I am quite unimpressed by your "bold" prognostication as well. But not because it is pretty easy to assume there will be war during a war, but because you seem to think that a "regional peace summit" is "good news" in and of itself. What this article misses, and what you ignore, is that there is absolutely no reason to believe that anything positive would come out of a "regional peace summit" even if it were not disrupted by "an attack" of some kind. In fact, I see absolutely no reason to have a peace conference right now.

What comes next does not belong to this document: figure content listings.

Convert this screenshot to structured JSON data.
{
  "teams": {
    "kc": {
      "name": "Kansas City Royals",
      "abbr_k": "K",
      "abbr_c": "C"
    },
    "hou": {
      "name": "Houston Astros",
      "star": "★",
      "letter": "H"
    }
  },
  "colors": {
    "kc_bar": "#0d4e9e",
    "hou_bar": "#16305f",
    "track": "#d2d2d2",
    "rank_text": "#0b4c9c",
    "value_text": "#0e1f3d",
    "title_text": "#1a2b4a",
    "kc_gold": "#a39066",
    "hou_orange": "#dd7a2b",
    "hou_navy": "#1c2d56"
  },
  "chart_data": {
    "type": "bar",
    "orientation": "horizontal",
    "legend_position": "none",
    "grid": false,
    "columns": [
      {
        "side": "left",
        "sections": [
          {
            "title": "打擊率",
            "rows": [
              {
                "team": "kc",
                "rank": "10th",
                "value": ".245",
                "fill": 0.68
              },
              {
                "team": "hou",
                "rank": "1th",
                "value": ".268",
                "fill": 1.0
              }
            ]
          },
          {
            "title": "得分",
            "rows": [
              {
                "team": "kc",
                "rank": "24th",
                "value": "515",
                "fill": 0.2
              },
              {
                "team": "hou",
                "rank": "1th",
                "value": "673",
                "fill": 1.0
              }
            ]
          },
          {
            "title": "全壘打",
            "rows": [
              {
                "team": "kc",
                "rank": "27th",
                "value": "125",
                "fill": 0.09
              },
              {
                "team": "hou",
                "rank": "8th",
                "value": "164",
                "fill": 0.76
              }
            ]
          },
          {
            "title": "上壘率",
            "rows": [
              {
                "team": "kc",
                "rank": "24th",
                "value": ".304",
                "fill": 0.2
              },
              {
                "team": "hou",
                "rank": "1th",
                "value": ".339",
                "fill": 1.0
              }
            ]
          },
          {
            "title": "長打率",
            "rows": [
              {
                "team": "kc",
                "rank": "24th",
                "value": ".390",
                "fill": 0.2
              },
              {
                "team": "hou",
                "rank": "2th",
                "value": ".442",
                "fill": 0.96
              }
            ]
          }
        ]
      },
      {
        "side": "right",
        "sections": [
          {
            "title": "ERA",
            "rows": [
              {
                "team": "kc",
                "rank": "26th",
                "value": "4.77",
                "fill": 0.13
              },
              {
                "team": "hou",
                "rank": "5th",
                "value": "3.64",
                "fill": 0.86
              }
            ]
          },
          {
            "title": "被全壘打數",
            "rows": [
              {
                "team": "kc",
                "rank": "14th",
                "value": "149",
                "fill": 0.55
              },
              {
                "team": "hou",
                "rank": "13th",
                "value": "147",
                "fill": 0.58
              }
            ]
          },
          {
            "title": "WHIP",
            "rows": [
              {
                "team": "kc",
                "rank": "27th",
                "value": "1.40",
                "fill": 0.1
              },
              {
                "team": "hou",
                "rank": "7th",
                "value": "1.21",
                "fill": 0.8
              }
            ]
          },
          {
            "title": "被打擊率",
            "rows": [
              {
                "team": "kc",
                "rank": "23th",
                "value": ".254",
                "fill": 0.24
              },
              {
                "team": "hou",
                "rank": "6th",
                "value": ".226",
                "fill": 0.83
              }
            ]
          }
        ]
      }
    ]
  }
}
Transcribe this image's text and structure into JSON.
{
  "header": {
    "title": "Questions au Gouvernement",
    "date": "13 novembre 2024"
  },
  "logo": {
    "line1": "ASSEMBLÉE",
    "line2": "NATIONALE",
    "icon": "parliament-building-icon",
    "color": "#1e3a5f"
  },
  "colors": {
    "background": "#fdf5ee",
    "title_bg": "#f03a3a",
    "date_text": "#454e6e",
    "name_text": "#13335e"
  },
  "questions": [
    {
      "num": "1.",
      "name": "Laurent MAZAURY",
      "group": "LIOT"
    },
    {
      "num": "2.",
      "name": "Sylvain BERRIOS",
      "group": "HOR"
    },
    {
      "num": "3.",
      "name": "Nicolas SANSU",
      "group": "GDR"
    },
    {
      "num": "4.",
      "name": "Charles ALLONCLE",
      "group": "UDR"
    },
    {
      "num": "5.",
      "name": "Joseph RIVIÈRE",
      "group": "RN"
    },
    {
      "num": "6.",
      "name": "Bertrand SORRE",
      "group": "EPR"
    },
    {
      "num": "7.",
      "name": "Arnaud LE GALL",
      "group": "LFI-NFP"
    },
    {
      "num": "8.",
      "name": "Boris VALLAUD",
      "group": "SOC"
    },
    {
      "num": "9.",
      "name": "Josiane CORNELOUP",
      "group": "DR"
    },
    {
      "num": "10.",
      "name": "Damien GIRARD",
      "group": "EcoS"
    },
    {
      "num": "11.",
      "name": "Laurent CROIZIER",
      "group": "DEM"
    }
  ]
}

A perfect example of how a "peace" plan can be useless was the idiotic "road map". That plan, for example, did not take into any consideration the issue of justice, but only tried to deal with what Bush considered to be practical issues. But obviously, the practical things (like Palestinian attacks against the occupiers, or the israeli settlement policy) are the manifestations of deeper issues and not just blind hate. Any "regional peace summit" now would obviously not deal with the issues of justice, but would just be an Arab (government, not the people) attempt to placate the USA and express an image of doing something while actually just selling the Palestinian people out for their own stability and fear of becoming the next Iraq. The Arab governemnts have nothing to offer in terms of peace, and Israel has no reason to try to do justice to the Palestinians.

Regardless of a conference, obviously, for example, even if BOTH Israel and the Palestinians gave up all their weapons, it would not make peace. The fundamental issue are the reasons that there is not peace, it is not just a matter of weapons. and th efundamental issue is the fact that Zionism itself (because the Jewish immigrants have refused to share the land with the inhabitants of the land) has been a huge crime against the Palestinian people (ethnic cleansing, crimes against humanity...). Until that is addressed honestly and fairly by the Jews (and the related issues like right of return, stealing 78% of historic Palestine, Jewish racism against Arabs, status of Jerusalem, the apartheid wall, settlements...), they can have as many peace conferences as they want and it will not help at all (well, maybe it will help Israel, because they have all the power and don't care to actually make peace, they are not the ones under occupation).

posted by: Joe M. on 03.26.07 at 09:29 AM [permalink]



Calling Philip Tetlock?

How about some other predictions here:

* likelihood of renewed violence in Northern Ireland?
* likelihood of EU surviving another 50 years?

More seriously, at what point in the evolution of the Northern Ireland situation did it move beyond being vulnerable to a renewal of the violence? Was the Omagh bombing a turning point?